Na rodada que ocorreu em 4 de setembro, a Caixa anunciou ter sido autorizada pelo Departamento de Coordenação e Controle das Empresas Estatais (Dest) para contratar 2.200 novos empregados, número bem abaixo do patamar de 100 mil empregados concursados reivindicados pela campanha “Mais Empregados para a Caixa – Mais Caixa para o Brasil”, lançada pela Fenae/Apcefs e pela Contraf/CUT - Seebs. A pressão por mais bancários deve continuar, até que a reivindicação seja totalmente atendida pela Caixa, pois, atualmente, a empresa dispõe em seu quadro de apenas 82 mil empregados concursados.
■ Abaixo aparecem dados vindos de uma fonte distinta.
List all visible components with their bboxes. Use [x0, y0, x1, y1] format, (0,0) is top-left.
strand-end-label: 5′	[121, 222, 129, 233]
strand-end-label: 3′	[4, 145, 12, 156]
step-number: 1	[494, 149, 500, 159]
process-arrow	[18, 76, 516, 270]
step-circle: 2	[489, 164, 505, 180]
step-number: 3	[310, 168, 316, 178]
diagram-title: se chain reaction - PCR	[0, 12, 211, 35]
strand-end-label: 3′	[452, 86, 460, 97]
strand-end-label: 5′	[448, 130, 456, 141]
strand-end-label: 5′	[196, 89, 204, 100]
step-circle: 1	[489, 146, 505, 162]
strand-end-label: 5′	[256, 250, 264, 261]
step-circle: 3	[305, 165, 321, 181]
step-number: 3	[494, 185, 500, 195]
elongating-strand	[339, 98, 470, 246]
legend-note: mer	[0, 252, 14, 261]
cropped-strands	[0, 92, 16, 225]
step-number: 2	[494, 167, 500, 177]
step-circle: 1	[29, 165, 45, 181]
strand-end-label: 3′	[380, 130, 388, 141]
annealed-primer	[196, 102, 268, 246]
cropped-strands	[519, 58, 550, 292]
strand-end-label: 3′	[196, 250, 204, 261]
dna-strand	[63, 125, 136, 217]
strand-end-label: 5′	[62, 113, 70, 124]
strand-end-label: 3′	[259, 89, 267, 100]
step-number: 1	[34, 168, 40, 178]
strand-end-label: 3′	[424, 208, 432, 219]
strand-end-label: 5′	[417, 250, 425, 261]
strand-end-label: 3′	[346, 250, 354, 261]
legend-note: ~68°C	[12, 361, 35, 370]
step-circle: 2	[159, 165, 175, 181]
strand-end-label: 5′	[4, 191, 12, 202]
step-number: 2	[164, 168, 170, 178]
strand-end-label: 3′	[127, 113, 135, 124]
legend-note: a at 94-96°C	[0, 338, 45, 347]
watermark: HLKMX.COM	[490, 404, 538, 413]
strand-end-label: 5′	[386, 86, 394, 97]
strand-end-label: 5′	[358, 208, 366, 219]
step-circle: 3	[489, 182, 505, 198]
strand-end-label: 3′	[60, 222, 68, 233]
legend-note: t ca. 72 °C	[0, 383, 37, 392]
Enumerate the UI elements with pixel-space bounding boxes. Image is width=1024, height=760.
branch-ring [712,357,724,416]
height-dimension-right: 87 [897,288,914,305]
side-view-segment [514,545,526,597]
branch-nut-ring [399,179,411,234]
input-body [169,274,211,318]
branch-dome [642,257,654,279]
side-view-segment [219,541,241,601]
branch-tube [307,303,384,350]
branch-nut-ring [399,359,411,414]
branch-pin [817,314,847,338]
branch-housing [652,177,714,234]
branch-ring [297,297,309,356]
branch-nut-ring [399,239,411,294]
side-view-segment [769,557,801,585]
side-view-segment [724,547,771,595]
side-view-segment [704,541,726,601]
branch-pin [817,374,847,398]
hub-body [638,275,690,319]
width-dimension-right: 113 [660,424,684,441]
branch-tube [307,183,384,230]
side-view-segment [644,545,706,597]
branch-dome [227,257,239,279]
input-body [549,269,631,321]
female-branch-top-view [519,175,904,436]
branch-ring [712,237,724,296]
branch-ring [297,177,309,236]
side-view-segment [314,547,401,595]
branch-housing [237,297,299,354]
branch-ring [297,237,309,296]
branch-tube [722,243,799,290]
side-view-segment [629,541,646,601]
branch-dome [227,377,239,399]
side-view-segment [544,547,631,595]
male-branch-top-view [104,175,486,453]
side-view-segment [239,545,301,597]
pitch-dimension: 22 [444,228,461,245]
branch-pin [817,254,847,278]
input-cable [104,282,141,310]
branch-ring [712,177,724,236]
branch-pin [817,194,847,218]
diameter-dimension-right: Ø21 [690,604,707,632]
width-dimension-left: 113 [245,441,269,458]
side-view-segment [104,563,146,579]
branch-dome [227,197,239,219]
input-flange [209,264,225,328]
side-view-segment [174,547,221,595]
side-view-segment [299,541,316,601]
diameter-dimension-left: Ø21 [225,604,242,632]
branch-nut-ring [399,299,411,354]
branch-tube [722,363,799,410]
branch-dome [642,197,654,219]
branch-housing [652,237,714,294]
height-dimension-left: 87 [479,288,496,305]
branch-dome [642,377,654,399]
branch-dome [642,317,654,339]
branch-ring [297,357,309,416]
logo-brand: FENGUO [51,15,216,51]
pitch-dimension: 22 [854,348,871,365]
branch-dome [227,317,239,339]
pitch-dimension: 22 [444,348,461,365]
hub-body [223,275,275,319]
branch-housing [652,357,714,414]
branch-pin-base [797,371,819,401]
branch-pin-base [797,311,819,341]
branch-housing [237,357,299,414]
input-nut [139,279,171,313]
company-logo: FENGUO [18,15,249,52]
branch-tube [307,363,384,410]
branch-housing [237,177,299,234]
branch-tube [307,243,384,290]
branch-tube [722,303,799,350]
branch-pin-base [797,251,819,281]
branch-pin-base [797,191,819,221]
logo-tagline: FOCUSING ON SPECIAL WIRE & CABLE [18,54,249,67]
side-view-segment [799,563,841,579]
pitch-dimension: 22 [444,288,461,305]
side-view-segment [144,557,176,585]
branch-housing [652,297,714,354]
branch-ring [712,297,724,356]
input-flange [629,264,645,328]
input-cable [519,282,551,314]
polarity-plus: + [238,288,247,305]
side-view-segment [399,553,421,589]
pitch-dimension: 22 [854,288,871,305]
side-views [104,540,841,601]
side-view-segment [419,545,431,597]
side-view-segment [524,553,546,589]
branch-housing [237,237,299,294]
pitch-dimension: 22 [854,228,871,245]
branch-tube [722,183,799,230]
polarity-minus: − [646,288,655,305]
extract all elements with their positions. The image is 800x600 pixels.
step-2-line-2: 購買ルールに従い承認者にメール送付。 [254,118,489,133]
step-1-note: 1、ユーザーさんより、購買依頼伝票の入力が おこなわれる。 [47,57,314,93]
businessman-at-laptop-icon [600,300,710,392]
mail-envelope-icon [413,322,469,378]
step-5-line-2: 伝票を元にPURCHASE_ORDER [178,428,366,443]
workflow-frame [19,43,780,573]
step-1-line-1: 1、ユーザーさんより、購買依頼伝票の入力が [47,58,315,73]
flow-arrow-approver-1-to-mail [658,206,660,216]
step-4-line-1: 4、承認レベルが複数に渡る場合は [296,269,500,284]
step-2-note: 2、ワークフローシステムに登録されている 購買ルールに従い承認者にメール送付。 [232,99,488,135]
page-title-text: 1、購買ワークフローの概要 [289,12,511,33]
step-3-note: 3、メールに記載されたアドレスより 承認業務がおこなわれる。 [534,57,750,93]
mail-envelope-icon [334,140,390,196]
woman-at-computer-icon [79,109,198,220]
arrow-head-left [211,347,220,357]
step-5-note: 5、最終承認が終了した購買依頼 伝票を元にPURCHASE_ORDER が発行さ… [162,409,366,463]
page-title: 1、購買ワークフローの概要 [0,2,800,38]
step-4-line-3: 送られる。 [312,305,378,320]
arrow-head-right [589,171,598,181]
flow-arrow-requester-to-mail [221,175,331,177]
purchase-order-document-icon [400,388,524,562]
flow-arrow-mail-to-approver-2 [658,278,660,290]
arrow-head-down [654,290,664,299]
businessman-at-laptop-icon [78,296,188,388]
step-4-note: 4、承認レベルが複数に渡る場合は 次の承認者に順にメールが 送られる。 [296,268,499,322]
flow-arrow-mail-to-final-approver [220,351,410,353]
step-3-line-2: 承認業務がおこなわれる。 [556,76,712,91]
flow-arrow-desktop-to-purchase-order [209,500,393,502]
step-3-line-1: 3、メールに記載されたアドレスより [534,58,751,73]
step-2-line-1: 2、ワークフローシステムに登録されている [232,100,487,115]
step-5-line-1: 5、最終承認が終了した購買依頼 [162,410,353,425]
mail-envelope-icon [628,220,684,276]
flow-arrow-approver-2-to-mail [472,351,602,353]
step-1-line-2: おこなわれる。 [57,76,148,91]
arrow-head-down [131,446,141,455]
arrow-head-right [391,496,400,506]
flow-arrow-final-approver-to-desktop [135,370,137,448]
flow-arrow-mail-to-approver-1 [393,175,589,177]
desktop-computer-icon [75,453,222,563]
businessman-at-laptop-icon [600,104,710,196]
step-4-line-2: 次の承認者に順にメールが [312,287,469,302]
De concreto, além da autorização para contratar 2.200 empregados, a Caixa ofereceu aos aposentados a opção de receberem uma indenização pelo fim do direito ao auxílio-alimentação, a ser pago a quem ingressou até 8 de fevereiro de 1995. A proposta não agradou: não contempla a cláusula 35 do acordo coletivo do ano passado e faz distinção entre os bancários que se aposentaram antes e depois de 1995, o que é um absurdo.
A CEE/Caixa avalia que a hora é de intensificar a mobilização de todos os empregados, com o objetivo de pressionar a empresa a atender as justas reivindicações específicas dos trabalhadores.